When to Choose Assisted Living
Choosing assisted living is not easy, whether you are the mesothelioma patient making the choice for yourself, or if you are the family member trying to decide what is best for your loved one. In either instance the choice to move to assisted living is a big one and should not be taken lightly. It is natural for the patient to feel bad about the transition, to feel helpless or as if he or she is becoming a burden. For the family member, making this choice may feel like giving up or transferring responsibility.
On both sides of this issue, there are very good reasons to choose assisted living and for many it is a very positive choice that makes life easier for everyone. Some reasons to choose assisted living include not having someone who can stay home with the mesothelioma patient at all times, being unable to afford the cost of in-home care, or simply making the patient feel more comfortable and safe.
Choosing an Assisted Living Facility
Once the initial decision is made, the next step is to select a facility that will make everyone comfortable. Take the time to visit facilities, with the patient who will be living there. Take tours and ask questions and also make considerations for practical matter such as cost, health insurance, services offered, and location.
The most basic consideration for choosing an assisted living facility is ensuring that your loved one will receive adequate care. Think about the level of care the patient will need and be sure that the facility you select offers enough services to meet those needs. Then start to think about practical requirements, like finding a facility that is close enough to family and friends for regular visits. Consider the overall costs and whether or not you can afford it.
Once you have selected facilities based on these most basic requirements, visit and tour those on your list. Talk to residents and caregivers and ask all questions and be sure you are satisfied with the answers. Any reputable facility will not hesitate to take the time to make you feel comfortable with your choice and will let you stay for the whole day to participate in activities and meals. You can also check with the Better Business Bureau and the state to see if there are any complaints against a facility that raise red flags.

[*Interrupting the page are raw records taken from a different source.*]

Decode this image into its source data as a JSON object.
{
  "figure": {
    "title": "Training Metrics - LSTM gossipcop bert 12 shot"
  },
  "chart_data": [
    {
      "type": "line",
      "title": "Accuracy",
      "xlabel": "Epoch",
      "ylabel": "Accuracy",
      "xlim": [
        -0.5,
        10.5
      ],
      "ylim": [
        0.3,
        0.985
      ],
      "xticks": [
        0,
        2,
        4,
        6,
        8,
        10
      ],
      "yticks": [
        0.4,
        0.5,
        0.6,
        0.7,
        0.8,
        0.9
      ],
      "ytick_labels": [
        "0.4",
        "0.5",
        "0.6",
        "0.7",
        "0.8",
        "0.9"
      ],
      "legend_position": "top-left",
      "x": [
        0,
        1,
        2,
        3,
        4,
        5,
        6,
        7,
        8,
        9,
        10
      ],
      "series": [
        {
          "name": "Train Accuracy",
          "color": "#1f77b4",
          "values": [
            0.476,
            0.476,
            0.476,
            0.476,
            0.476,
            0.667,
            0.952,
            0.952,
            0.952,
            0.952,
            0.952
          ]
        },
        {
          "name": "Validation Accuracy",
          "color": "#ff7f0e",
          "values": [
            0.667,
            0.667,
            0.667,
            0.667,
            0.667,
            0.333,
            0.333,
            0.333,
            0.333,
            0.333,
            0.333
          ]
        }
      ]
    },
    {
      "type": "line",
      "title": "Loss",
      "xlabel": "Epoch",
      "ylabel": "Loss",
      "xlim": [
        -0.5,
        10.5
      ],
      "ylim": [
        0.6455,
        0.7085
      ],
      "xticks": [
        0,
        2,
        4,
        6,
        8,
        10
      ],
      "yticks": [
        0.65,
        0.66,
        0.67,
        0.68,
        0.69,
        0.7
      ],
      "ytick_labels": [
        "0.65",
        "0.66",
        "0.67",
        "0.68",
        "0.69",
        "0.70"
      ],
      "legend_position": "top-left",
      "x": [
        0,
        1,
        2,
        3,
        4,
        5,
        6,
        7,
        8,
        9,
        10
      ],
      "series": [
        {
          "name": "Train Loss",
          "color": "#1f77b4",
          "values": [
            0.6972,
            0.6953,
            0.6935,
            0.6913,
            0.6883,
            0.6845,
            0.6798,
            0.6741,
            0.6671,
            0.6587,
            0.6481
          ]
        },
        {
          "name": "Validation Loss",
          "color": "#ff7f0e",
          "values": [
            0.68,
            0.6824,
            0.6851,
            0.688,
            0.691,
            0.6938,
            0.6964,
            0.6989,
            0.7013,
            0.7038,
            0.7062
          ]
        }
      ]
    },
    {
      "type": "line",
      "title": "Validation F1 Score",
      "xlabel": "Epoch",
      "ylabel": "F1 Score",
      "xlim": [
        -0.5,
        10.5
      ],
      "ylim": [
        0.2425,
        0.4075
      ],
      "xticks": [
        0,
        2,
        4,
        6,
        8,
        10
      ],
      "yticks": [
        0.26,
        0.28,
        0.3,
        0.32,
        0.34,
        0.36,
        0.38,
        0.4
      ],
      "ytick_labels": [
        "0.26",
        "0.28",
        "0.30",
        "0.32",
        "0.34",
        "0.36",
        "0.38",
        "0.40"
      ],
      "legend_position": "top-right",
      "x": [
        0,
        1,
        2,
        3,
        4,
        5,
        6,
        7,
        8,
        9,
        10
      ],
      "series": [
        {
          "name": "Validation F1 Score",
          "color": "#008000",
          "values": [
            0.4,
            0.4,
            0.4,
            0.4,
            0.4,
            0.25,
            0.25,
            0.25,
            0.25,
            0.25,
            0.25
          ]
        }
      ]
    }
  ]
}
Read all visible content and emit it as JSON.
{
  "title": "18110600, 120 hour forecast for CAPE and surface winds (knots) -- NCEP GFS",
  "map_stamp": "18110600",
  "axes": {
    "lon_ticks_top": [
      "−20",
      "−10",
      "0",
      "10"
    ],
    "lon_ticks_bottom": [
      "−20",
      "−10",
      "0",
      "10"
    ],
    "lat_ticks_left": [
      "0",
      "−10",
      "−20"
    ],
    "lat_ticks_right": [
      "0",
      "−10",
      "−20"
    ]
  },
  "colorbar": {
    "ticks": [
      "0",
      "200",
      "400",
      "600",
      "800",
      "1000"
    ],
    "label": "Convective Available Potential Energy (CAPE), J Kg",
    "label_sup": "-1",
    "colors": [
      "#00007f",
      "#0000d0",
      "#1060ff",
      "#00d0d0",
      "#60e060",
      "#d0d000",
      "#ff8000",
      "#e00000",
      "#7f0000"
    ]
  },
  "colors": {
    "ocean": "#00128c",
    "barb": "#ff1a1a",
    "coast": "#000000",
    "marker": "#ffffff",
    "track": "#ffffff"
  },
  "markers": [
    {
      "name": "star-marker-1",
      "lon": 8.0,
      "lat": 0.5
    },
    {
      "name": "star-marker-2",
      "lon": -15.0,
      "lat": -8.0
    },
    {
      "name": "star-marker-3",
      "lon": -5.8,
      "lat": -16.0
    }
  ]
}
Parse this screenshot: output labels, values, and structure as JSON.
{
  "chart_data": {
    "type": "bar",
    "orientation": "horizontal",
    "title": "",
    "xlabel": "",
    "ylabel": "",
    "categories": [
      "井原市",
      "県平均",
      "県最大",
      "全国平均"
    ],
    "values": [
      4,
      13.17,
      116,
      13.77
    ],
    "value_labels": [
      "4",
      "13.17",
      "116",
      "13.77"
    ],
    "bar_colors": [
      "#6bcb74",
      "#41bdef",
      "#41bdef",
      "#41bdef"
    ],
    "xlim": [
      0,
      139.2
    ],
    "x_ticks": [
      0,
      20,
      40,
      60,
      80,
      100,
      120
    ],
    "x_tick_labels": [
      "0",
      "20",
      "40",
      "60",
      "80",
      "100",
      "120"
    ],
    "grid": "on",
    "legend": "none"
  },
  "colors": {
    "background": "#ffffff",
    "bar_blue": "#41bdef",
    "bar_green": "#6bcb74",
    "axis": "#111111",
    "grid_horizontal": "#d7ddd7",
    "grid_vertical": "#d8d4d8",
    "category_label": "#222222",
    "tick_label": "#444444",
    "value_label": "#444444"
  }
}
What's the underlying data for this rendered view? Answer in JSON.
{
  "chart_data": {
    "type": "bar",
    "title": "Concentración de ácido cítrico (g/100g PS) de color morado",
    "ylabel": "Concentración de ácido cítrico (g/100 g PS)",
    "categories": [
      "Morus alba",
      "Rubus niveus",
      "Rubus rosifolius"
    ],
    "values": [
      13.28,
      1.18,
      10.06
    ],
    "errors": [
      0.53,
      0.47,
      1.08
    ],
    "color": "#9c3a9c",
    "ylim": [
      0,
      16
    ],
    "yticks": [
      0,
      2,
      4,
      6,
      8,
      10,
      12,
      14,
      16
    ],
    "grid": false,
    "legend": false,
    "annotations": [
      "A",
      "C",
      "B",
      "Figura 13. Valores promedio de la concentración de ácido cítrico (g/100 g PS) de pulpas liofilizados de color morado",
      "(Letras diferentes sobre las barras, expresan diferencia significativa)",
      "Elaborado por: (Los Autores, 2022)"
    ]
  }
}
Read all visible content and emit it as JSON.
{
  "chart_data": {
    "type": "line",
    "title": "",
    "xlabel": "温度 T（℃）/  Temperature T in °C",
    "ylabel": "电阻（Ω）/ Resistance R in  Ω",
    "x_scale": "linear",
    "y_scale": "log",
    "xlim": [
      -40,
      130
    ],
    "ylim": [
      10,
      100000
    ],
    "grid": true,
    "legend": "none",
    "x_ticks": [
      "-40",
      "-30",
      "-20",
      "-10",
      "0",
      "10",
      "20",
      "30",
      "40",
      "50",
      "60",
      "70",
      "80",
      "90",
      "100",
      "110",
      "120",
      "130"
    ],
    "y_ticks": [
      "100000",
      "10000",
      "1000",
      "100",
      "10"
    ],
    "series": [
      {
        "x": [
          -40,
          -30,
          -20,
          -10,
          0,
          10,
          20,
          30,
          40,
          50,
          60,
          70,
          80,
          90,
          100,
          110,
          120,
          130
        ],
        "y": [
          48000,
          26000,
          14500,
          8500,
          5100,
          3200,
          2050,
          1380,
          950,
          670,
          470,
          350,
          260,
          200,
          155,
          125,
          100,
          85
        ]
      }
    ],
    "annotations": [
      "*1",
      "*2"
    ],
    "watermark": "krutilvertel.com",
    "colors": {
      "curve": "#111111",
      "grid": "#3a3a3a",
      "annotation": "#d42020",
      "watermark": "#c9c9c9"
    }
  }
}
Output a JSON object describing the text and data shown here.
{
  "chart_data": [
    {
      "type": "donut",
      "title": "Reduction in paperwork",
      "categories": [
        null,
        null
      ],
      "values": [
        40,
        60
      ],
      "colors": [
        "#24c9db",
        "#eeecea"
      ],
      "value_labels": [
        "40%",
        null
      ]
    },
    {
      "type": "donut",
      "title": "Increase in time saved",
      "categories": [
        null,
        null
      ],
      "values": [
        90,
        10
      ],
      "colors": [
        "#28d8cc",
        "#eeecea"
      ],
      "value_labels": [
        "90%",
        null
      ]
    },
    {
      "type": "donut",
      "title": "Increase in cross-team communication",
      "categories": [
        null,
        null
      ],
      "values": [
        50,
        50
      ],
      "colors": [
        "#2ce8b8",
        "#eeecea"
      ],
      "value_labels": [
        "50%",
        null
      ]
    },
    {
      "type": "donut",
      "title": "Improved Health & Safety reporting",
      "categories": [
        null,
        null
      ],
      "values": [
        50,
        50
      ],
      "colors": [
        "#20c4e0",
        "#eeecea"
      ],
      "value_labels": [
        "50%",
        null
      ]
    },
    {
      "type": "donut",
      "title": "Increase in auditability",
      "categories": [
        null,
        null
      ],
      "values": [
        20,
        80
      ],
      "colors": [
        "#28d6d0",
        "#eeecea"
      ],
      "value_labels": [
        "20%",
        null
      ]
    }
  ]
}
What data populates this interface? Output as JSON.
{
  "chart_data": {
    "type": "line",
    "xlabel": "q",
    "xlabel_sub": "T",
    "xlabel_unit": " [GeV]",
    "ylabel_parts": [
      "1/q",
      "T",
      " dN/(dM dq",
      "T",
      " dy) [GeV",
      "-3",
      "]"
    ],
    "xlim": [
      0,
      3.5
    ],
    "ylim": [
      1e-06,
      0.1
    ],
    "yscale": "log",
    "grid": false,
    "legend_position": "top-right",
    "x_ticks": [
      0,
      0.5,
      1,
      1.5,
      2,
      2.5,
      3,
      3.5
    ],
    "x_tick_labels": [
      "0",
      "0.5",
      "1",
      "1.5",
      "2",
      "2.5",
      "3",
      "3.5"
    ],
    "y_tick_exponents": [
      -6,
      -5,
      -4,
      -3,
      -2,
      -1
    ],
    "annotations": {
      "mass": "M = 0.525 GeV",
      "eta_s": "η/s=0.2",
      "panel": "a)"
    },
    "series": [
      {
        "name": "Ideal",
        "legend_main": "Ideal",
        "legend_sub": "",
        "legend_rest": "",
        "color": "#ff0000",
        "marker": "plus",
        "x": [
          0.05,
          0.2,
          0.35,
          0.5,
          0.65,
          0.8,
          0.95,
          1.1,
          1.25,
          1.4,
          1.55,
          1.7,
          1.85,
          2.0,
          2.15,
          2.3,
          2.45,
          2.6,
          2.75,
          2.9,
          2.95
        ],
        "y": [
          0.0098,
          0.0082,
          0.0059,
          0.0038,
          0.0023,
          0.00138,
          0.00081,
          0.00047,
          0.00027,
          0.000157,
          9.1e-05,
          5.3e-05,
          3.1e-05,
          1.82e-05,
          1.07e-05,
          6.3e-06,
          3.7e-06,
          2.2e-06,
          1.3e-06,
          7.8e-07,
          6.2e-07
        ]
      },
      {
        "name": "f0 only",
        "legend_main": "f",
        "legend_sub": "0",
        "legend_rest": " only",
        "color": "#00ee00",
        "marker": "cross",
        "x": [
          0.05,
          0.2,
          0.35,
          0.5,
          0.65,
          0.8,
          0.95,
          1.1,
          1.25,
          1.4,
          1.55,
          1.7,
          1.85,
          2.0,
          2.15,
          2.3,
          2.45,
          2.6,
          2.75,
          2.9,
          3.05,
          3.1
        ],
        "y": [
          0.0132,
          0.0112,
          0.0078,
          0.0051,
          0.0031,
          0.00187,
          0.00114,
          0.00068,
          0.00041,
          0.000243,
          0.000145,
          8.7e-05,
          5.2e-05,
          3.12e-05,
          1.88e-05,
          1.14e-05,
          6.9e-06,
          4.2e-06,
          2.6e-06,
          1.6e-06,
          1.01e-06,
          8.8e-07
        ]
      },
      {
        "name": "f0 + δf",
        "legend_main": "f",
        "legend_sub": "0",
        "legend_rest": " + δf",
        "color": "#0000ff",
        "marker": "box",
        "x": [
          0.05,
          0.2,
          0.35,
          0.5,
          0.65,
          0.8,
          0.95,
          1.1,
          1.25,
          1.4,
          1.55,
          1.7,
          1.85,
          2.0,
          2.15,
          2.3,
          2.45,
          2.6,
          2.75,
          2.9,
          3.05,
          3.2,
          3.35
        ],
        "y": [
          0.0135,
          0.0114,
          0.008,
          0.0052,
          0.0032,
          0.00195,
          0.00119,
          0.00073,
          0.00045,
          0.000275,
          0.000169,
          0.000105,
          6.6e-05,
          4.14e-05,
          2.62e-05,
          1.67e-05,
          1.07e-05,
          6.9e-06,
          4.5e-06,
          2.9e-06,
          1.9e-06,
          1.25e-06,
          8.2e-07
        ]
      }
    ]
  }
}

The Costs of Assisted Living
You want the best care, either for yourself or your loved one on whose behalf you are acting, but there are practical considerations to make when choosing mesothelioma assisted living. These include costs. You need to be sure you can afford assisted living and that you will continue to be able to afford it for the duration of the patient’s life. Most people pay for this kind of care out of pocket, although some health insurance policies may have some coverage for long-term care.
The costs of assisted living vary widely by location, facility, and services offered. The costs may go up if more services are needed. Expect to see costs ranging from $2,500 to $3,500 per month. Medicare does not provide coverage for this kind of care, although Medicaid may provide some assistance. Veterans can make claims for coverage through the Veterans Administration, for up to $1,650 per month. It is not enough to cover care, but it can help, and it most often comes as reimbursement.
Transitioning to an assisted living facility is difficult for anyone, but when mesothelioma becomes advanced, caring for oneself becomes challenging, and even impossible. Assisted living can be a great option, providing a patient with all needed care, but also providing activities and social opportunities. Many patients are much more comfortable in assisted living than struggling at home.